Pas si perdue que ça, sous son arc-en-ciel, si j'en juge à son français !
C'est un plaisir d'essayer de te répondre.

* Félicitations ! On espère encore beaucoup de questions !   *​


----------



## KaRiNe_Fr

Bah, on s'est pas croisées souvent (j'ai compté ! ), mais j'ai souvenir d'une jeunette déjà bien douée. 
En tout cas, tu n'es certainement pas totally lost in translation !  (fallait bien que quelqu'un la fasse celle-là... )
 Une première borne, ça se fête : choisis ta boisson !


----------



## Missrapunzel

Bravo, totallylost !!
C'est vrai que ton niveau de français est super bon et on se demande parfois pourquoi tu poses des questions...


----------



## marcolo

Effectivement loin d'être "lost in translation", je découvre de nouvelles expressions anglaises (presque) à chacun de tes posts. Donc merci pour ça, j'aime bien me creuser les méninges pour répondre a tes questions 

Your french level is getting better each day, that's pretty amazing, I would like to improve my english as fast as you improve your french 

See ya


----------



## totallylost202

Je ne sais pas quoi dire.

Vous êtes tous si gentils! 

1,000 + postes et une centaine de fils, c'est bien un jalon et j'adore ce forum. 

Merci!


----------



## hunternet

I know I'm a bit late, but anyway, CONGRATULATIONS for these +1000 posts !!


----------



## wildan1

_Brava,_ totallylost ! (puisque tu sembles être à Annecy pour le moment, un peu d'italien, va !)

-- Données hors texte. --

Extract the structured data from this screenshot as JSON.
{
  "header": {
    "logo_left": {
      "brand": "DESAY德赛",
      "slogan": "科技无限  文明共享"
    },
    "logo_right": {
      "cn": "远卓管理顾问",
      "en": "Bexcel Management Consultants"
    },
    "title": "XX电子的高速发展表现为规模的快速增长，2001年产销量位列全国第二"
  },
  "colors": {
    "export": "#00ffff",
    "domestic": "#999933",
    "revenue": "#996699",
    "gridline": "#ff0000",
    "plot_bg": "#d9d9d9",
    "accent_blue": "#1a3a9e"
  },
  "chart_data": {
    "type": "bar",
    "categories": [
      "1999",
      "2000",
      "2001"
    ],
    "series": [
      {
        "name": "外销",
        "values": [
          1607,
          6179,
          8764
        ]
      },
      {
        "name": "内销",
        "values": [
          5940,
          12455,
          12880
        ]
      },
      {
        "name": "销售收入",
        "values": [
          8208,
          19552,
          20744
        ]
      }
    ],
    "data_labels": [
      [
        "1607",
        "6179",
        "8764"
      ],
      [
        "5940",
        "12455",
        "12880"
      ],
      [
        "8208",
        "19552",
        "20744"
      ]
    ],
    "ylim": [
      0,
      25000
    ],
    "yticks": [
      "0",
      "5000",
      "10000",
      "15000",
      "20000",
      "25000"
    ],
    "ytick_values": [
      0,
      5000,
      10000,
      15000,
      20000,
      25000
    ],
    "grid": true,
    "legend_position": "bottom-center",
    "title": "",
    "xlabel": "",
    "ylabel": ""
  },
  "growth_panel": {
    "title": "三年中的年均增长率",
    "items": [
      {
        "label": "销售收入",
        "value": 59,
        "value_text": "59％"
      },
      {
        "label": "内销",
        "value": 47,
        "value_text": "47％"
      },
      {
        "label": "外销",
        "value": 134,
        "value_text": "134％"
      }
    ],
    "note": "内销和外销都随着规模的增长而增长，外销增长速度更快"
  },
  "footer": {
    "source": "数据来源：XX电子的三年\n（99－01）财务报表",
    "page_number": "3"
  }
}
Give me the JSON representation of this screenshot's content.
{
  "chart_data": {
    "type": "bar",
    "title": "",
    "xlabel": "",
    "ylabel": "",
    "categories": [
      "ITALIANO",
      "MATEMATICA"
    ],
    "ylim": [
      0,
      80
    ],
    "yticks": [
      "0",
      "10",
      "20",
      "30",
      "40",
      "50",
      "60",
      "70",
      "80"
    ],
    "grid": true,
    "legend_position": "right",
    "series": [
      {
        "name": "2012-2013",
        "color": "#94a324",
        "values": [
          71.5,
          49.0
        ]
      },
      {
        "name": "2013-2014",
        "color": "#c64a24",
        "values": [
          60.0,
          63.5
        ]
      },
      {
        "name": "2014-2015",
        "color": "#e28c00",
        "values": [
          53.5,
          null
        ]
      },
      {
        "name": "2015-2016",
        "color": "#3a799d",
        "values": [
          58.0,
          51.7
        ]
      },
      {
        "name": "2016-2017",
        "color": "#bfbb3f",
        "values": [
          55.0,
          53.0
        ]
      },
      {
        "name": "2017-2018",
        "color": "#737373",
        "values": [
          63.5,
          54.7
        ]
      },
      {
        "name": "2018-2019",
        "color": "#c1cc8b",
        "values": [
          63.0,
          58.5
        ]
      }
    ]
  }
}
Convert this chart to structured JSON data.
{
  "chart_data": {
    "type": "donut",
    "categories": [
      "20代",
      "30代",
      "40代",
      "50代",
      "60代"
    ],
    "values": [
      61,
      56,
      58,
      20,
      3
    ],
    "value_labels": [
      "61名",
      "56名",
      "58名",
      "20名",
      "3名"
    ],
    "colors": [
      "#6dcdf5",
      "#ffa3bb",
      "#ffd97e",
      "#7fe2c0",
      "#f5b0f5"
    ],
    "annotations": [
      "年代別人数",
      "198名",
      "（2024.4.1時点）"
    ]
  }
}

At 18 you are learning fast--congratulations! Just try not to get stuck behind the computer too long while you are living in such a beautiful place...

Cheers et bonne continuation, Bill (wildan1)


----------



## Franglais1969

Sorry I am a bit late, Hayley, but a hearty congratulations!


----------



## cropje_jnr

Voici une petite idée qui m'a traversé l'esprit - commençons tout de suite à féliciter d'avance totallylost pour ses 2000 posts !

Anyway, good to see the regulars hitting milestones. The forum is alive and well, and we're all learning. 

Congrats, and good luck for the 1000s yet to come!


----------